I started out this blog wanting to host Ghost in a container running on an Azure Web App. When I had errors creating the database, I tried Kubernetes and it just worked so I found myself running Ghost in AKS.

This has been a great experience overall, however I've lost my blog a few times by exceeding my available credits, mostly due to unexpected running costs. It's been difficult to predict my spending costs since the environment has a virtual machine, disk, router and logging that all contribute significantly to the total cost. I also found that Kubernetes had a limit of 4 disks per node, which was the limiting factor to the number of ghost servers I could run. The problem is, I have too much power and it costs too much. The smallest single node AKS cluster seems to cost around $3-$4/day. When I can have a hosted Wordpress site for $5/mth, it's just too much.

Web Apps have a single price for the App Service Plan, plus any Azure Storage, which would be perfect for any extra content, like images, etc. I hit too many problems trying to run a sqlite database on a volume mapped to Azure Storage.

Or we could just spin up a Linux VM and follow the instructions from Ghost. We really don't need much resources, so I'm going to use a B1ms (1 core, 2 Gb RAM).

1. Create the Linux VM

The Azure Cli makes this super simple.

$ az group create \
    --name blogs \
    --location australiaeast

$ az vm create \
    --resource-group blogs \
    --name blogs \
    --image UbuntuLTS \
    --admin-username azureuser \
    --generate-ssh-keys \
    --size Standard_B1ms

$ az vm open-port \
    --port 80 \
    --resource-group blogs \
    --name blogs \
    --priority 900
    
$ az vm open-port \
    --port 443 
    --resource-group blogs 
    --name blogs 
    --priority 910

2. Connect and update your VM

You've got a pretty barebones image right now.
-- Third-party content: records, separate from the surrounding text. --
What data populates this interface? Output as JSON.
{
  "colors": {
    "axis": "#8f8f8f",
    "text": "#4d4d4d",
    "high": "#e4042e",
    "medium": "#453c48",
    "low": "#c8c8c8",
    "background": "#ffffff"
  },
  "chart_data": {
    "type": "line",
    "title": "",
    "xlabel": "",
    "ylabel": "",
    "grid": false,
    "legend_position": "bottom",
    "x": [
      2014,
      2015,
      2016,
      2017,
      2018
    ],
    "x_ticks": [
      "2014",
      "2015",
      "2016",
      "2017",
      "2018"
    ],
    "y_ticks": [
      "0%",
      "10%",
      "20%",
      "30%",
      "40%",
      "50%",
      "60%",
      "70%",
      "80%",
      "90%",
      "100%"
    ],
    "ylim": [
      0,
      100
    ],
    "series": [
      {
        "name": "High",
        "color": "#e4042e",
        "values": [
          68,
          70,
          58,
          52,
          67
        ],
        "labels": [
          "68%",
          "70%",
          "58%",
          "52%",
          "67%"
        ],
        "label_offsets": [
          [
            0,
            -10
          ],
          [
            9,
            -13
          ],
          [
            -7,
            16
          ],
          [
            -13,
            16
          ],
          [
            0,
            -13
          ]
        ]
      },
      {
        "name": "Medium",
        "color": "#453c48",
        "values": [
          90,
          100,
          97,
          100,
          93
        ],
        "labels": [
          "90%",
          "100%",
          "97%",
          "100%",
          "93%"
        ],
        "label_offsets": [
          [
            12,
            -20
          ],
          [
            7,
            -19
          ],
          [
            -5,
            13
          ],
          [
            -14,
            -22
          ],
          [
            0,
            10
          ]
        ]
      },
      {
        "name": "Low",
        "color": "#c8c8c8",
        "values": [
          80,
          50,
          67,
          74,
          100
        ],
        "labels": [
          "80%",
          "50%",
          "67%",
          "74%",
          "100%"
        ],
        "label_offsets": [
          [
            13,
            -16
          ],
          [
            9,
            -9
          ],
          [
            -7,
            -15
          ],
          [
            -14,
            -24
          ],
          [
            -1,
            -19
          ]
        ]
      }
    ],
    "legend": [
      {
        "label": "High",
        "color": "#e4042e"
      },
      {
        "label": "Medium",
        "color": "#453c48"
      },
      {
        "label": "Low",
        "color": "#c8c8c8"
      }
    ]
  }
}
The next step is to connect and upgrade anything installed. You will need the IP that was supplied when you created the VM, or you can look it up in the Azure Portal.

$ ssh azureuser@<ip>
$ sudo apt-get update
$ sudo apt-get upgrade

3. Install Node

$ curl -sL https://deb.nodesource.com/setup_10.x | sudo -E bash -
$ sudo apt-get install nodejs

4. Install MySQL

$ sudo apt-get install mysql-server

$ sudo mysql

# Now update your user with this password
# Replace 'password' with your password, but keep the quote marks!
> ALTER USER 'root'@'localhost' IDENTIFIED WITH mysql_native_password BY 'password';

# Then exit MySQL
> quit

5. Install Nginx

$ sudo apt-get install nginx

$ sudo ufw allow 80/tcp
$ sudo ufw allow 443/tcp

6. Install Ghost and Create Blog

$ sudo npm install ghost-cli@latest -g
$ sudo mkdir -p /var/www/ghost/
$ sudo sudo chown azureuser:azureuser /var/www/ghost
$ sudo chmod 775 /var/www/ghost

$ cd /var/www/ghost/
$ ghost install

Summary

This is a pretty barebones install and requires quite a lot of steps to bring it together. I like the cost and this has been good to get started. To improve things, I'd like to have mysql and ghost running from containers. This would move the complexity from setting up ghost to setting up docker. We could then use docker-compose to pull images and start the services.